On hearing that they are HIV positive, a person might start to "eat, drink and be merry because tomorrow we die!" But as you accept the fact that you have a life-threatening illness, you change this into a healthy lifestyle - not fatalism but of appreciating life and the people around you.

Currently, I am in this phase of my life and I am so happy that I have accepted the Lord as my personal Lord and Savior. God has turned this nightmare into a beautiful dream that is gradually becoming a reality. I have prayed for a ministry and God has given it to me. Being an advocate for HIV and AIDS and de-stigmatization and promoting Christian living to stop the spread of HIV is an honor for me and I am happy where I am now. God is truly working on my life now and walking beside me every step of the way. Yes, there are still struggles but with the Lord, I can take control of them and not the other way around. Teaching HIV & AIDS and de-stigmatization to faith or church leaders is a wonderful experience and a privilege to me as well. I'll talk about it next time.

Source: "Channels of Hope" workshop manual.

Thursday, July 3, 2008

From Diagnosis to Acceptance 3

In the remembering phase the person is considering when and how he might have become infected. What about previous sexual partners - who infected him? Or could he have been the cause of infecting any previous sexual partners? Must he go back to these partners and tell them that he tested positive (which is by the way, highly recommended)? Will he have the courage to do so?

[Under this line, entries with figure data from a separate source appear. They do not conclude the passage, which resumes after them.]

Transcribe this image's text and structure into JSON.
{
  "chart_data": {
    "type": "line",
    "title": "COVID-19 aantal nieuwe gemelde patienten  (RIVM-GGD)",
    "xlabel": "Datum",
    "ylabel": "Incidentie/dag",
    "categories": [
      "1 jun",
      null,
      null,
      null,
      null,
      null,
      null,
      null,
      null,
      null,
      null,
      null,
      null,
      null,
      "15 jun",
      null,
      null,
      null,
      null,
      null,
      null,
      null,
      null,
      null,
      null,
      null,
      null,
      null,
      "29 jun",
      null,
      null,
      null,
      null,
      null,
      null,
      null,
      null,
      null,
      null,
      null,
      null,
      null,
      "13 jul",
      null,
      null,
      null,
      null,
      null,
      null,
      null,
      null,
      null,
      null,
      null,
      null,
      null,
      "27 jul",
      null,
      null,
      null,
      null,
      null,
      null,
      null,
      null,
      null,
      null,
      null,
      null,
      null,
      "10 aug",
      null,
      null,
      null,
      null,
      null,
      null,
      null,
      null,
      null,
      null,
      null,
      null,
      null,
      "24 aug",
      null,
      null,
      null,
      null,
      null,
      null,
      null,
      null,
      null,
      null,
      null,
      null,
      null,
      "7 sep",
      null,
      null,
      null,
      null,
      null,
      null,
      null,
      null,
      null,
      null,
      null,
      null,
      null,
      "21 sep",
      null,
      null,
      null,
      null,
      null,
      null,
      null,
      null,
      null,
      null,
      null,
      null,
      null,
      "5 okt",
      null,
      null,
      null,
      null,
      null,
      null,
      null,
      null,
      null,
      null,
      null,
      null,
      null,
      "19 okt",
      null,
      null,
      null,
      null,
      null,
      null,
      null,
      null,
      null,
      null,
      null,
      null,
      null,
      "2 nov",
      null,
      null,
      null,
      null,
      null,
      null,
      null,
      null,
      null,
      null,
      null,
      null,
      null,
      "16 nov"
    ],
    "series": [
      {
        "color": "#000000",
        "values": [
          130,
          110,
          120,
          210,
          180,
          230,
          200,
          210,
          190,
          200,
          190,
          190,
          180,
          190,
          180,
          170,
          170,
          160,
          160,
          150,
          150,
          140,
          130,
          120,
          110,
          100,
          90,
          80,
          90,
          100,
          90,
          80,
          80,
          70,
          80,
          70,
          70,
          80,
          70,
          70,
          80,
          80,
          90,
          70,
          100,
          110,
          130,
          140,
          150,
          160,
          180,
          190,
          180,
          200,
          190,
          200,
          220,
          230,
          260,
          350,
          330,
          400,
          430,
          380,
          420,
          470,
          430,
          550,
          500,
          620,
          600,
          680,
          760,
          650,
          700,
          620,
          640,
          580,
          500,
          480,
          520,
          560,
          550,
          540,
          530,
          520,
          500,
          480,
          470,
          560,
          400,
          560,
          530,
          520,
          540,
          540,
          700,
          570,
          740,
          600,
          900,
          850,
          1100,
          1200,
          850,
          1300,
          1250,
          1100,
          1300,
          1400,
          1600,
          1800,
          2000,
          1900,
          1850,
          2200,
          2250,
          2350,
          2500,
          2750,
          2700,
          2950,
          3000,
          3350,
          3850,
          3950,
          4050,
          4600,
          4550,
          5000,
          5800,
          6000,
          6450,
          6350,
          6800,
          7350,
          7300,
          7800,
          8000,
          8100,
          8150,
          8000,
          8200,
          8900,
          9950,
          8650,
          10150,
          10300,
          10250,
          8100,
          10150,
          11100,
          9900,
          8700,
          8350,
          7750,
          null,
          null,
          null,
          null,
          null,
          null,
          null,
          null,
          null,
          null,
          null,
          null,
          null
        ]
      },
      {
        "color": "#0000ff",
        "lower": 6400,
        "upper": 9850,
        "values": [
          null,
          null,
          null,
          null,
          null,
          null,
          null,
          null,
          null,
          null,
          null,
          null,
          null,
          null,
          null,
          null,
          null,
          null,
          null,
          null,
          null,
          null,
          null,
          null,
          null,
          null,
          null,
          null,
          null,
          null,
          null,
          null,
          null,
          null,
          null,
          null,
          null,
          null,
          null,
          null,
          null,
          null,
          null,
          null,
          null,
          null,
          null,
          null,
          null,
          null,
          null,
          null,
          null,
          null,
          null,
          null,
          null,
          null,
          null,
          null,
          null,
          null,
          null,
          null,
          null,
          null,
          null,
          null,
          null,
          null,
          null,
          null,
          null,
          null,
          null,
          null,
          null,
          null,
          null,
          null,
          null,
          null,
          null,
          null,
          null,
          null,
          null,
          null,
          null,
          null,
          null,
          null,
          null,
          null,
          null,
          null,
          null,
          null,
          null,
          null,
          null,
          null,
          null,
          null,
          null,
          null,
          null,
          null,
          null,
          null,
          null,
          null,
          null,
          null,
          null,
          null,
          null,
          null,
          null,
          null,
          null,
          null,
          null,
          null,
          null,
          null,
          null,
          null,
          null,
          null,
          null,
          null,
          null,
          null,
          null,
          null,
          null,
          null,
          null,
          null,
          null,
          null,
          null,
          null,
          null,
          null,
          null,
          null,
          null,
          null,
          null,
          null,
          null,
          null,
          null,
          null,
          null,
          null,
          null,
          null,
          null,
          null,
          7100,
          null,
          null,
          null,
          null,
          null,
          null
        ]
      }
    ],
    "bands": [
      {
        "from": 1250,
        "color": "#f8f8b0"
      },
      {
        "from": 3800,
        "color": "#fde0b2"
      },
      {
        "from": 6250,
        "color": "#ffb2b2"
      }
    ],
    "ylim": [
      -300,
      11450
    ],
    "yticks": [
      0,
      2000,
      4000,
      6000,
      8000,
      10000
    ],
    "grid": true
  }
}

During this phase the HIV positive person is struggling with himself. This person might be questioning his own lifestyle and while questioning his own lifestyle, the person becomes very sensitive to any judgmental attitudes from people around him.

What is the first question person normally ask when they hear someone is HIV positive? The answer would be: "Where did he get it?" Why do we ask this? People normally want to determine: Guilty or not guilty? Who we are to judge? Have you never made any choices in your life that you now regret? What difference would it make to know how the person got infected? It could only lead to stigma, discrimination and a judgmental attitude. The fact is: the person is now HIV positive - he now needs to know that we will not reject him. This is the last question you should ever ask.